Germany prepares for the Olympic Games 

12 September 2022 tbs.pm/76419

 

World-Radio cover

From World-Radio magazine for 17 January 1936

(From our Berlin Correspondent)

IN preparation for the Winter Olympic Games which take place between February 7 and 14 in Garmisch-Partenkirchen, and for the principal Olympic Games to be held in Berlin from August 1 to 15 next, a number of programmes are to be broadcast by the German stations during the next few weeks.

On January 21, at 6.50 p.m., Hamburg, Königsberg, Stuttgart, Leipzig, and the Deutschlandsender will broadcast a ten minutes’ talk on the Olympic Winter Games and the manner of their judging. Similar talks from Munich, Berlin, Cologne, Breslau, Frankfurt, and Saarbrücken will take place on January 28 at the same time. All stations will relay fifteen-minute Olympic preparatory programmes from Garmisch-Partenkirchen, the scene of the Winter Games, on Janaury 29 between 9.15 and 9.30 p.m., and on February 2 the entire German network will relay the Deutschlandsender’s Olympic “Feierstunde.”

The German Broadcasting Company’s engineering staff are hard at work preparing facilities for the commentators from the twelve nations which wish to broadcast from Garmisch during the period of the Winter Games. Special cable connexions have been laid to allow a number of international trunk lines to be taken right up to Garmisch. In the ski-ing stadium fourteen commentators’ cabins have been erected – two cabins on each of the judges’ towers and the remaining ten set at intervals along the end of the jump.

 

Courtesy of British Pathé

 

Ice skaters

Skating champions practising in the Olympic Ice Stadium at Garmisch-Partenkirchen [By courtesy of German Rlys.]

Circuits for World-Broadcasts

Technical equipment has been provided for six simultaneous broadcasts by cable to various countries in Europe: one circuit has been provided for Norway, Sweden, Finland, and Denmark; a second circuit for the Netherlands, Great Britain, America, Canada, etc.; a third for France, Belgium, Spain, etc.; a fourth for Italy, Switzerland, Hungary, Yugoslavia, Romania, etc.; and a fifth for Poland, Czechoslovakia, etc. The sixth circuit is for German stations, and will also feed the German short-wave stations. These circuits are for actual broadcasting only. Others will be provided for telephonic communication, which will include descriptions by a reporter on skis, another on a bob sleigh, and so on. These will be effected with the aid of portable short-wave transmitters.

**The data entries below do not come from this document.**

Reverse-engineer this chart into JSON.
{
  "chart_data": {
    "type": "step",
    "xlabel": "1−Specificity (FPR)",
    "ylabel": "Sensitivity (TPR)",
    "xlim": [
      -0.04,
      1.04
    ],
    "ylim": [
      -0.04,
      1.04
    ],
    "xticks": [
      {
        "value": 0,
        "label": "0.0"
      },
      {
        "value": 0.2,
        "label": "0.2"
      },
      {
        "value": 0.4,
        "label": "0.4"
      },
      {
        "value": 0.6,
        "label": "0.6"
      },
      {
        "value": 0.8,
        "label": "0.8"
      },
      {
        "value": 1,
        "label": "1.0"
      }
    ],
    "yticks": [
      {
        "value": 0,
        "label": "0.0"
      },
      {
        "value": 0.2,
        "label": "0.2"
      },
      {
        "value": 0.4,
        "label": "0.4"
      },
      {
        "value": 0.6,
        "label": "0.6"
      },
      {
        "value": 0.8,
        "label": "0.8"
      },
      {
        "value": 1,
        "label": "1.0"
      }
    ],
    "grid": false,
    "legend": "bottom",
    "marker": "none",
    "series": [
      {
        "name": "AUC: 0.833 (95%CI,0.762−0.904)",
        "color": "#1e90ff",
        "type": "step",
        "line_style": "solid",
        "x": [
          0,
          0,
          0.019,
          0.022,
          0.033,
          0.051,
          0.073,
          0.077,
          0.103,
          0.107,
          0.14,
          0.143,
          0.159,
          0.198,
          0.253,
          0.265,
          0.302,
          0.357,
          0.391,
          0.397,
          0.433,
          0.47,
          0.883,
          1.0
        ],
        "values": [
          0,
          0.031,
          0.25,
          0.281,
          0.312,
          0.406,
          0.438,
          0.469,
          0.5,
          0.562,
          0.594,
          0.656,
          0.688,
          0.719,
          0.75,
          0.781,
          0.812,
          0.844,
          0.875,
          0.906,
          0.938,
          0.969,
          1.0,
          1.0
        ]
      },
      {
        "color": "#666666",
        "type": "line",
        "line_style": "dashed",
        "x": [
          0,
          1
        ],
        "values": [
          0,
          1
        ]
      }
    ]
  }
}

To accommodate the additional staff and apparatus which will be required for the commentaries on the Olympic Games next August, the authorities are providing twenty-five talks studios, each with separate recording equipment, and about fifty administration offices. The site chosen is that of the future second Berlin “Broadcasting House,” work on which will begin next spring.

 

Courtesy of Olympics

 

You Say

1 response to this article

Joseph Gallant 1 October 2022 at 4:12 am

The British men’s hockey team unexpectedly won a gold medal at the 1936 Winter Olympics, arguably an even bigger “Miracle On Ice” than either the United States’ surprise gold medals in 1960 (Squaw Valley, California) or 1980 (Lake Placid, New York).

It turned out that the reason the British won that gold medal was that most of their players lived in either Canada or the United States, but had either dual Canadian/British citizenship or dual U.S./British citizenship.

Many Canadian and American hockey fans cried “Foul!”, but this tactic was perfectly legal.